Certamente il Papa avrà apprezzato. In ogni caso non basteranno le erogazioni finanziarie dei paesi ricchi a risolvere il problema dello sviluppo. Rimane un dato essenziale: l’Africa è assolutamente prioritaria nella geopolitica della Santa sede. È l’unico continente in cui il cattolicesimo, e il cristianesimo in generale, sono in espansione. Si può ormai affermare che la metà della popolazione africana è cristiana e che di questa la gran parte è cattolica. Ecco spiegata la preoccupazione del Papa per l’Africa, in un momento in cui il continente è al centro dell’agenda del G8. E non è un caso che le prime battute tra Obama e il Papa siano state sul vertice.



Fuori programma il Papa ha regalato a Obama la Dignitas personae, documento dedicato ai temi di bioetica più controversi, oltre che una copia autografata della Caritas in veritate. Sembrano messaggi molto chiari…

 

I due testi non sono slegati tra loro. Nell’enciclica stessa vi sono passaggi di importanza cruciale che riguardano la questione antropologica sotto forma del nesso fortissimo che sussiste tra natalità e sviluppo economico. Sappiamo bene che la tesi della Chiesa, condivisa da economisti di valore, è opposta a quella maltusiana, secondo cui lo sviluppo economico è correlato ad una diminuzione della natalità.

Nell’intervista concessa ad Avvenire Obama cita “la lotta alla povertà, il benessere dell’infanzia, la pena di morte” e dice che “questa parte della tradizione cattolica” lo “ispira continuamente”. Ma qualcosa, per sua stessa ammissione, è cambiato negli Stati Uniti.

È vero, qualcosa è certamente cambiato nel mondo cattolico e nella stessa gerarchia americana: praticamente un terzo dell’episcopato, un’ottantina di vescovi circa su oltre duecento, negli ultimi tempi si sono pronunciati in modo molto netto sui temi del rispetto della vita e in modo altrettanto critico verso l’amministrazione. Ora, questo era impensabile fino a poco tempo fa. C’è però la comprensione che i temi etici non sono affatto slegati da quelli comunemente rubricati, in modo sbrigativo, sotto il termine “sociale”. Siamo all’inizio di una fase nuova.

C’è anche però una certa componente che guarda con ammirazione il nuovo corso della presidenza Obama. Cosa dobbiamo pensare?
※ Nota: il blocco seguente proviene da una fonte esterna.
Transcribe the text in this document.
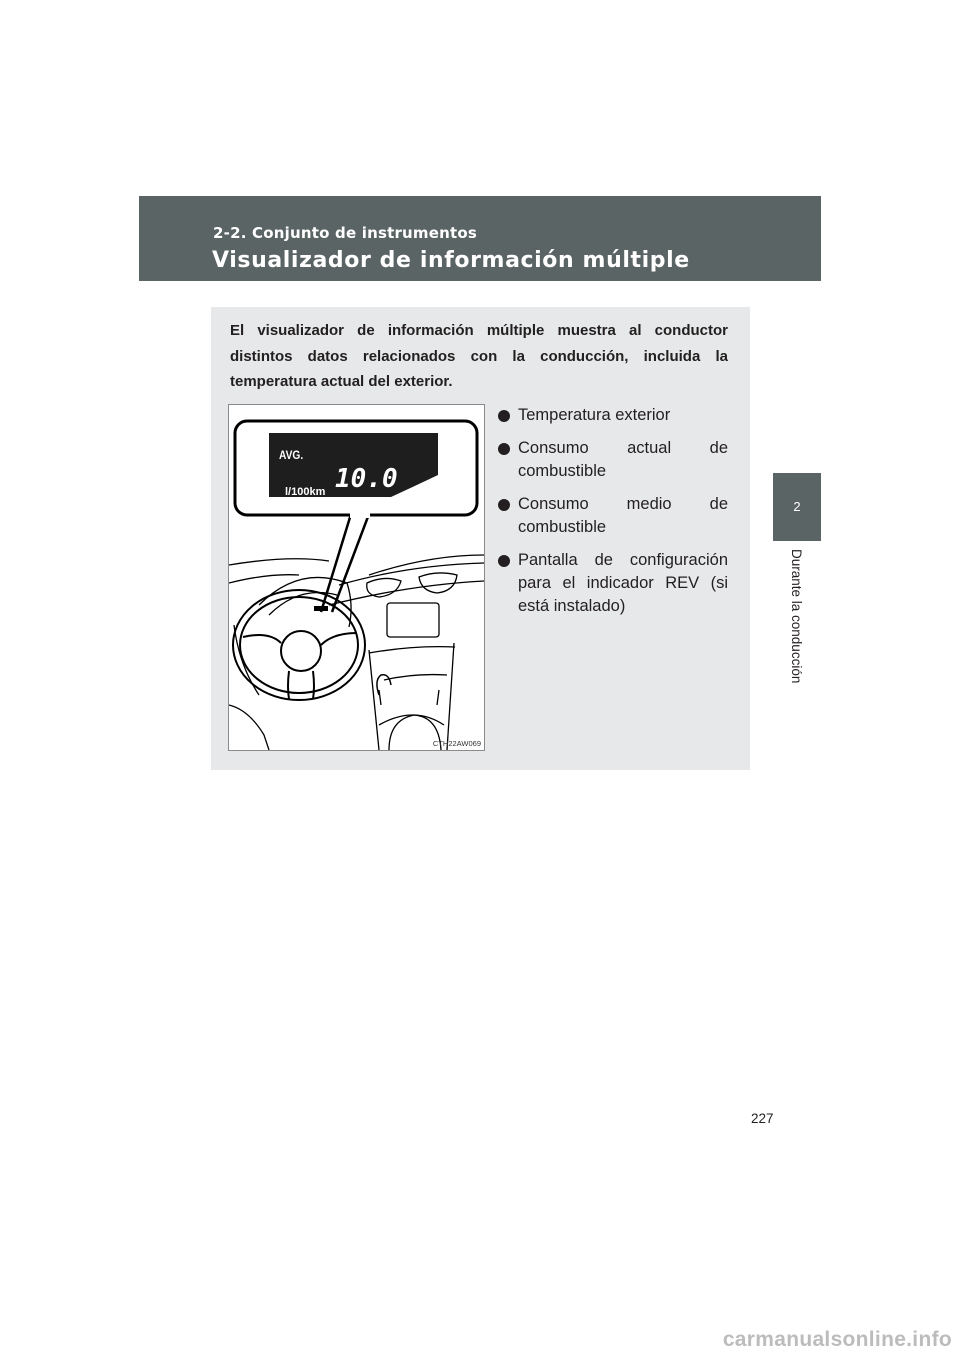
2-2. Conjunto de instrumentos
Visualizador de información múltiple
2
Durante la conducción

El visualizador de información múltiple muestra al conductor distintos datos relacionados con la conducción, incluida la temperatura actual del exterior.

AVG.
10.0
l/100km
CTH22AW069
Temperatura exterior
Consumo actual de combustible
Consumo medio de combustible
Pantalla de configuración para el indicador REV (si está instalado)
227
carmanualsonline.info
Ai vertici della Chiesa vi sono accentuazioni diverse nei rapporti con l’amministrazione Obama. C’è quella critica che ho citato, e che comprende il presidente della Conferenza episcopale Usa, il cardinale George il quale, non va dimenticato, conosce bene il presidente perché è vescovo della diocesi di Chicago, ma non è l’unica. C’è anche una posizione molto più comprensiva, che definirei di tipo “europeo”, con una diversa sensibilità soprattutto nell’approccio al potere politico, verso il quale prevalgono logiche più complesse, che fanno appello alla mediazione più che al conflitto. E il cardinale che si è fatto portavoce di una lettura nettamente “amichevole” verso la presidenza Obama è stato il cardinale Georges Cottier, già teologo della Casa pontificia.

Per tornare agli eventi della settimana, l’enciclica è uscita alla vigilia del G8. Qual è la sua opinione di vaticanista?

Senz’altro è un documento di non facile lettura. Ma i passaggi sostanziali, rintracciati in un insieme forse eccessivamente lungo e non particolarmente perspicuo, sono molto efficaci e sono quelli in cui la mano del professor Ratzinger si nota di più. A partire dal titolo, che sottolinea il nesso indissolubile tra carità e verità. Sulla forte base teologica fioriscono gli altri elementi, alcuni dei quali sono di attualità indiscussa, come il richiamo al nesso virtuoso tra natalità e sviluppo e il principio di sussidiarietà. Si auspica perfino la presenza di un’“autorità politica mondiale” (n. 67, ndr.). Senza arrivare a questi livelli direi quasi utopici, rimane forte ed essenziale la richiesta di una governance basta su regole morali.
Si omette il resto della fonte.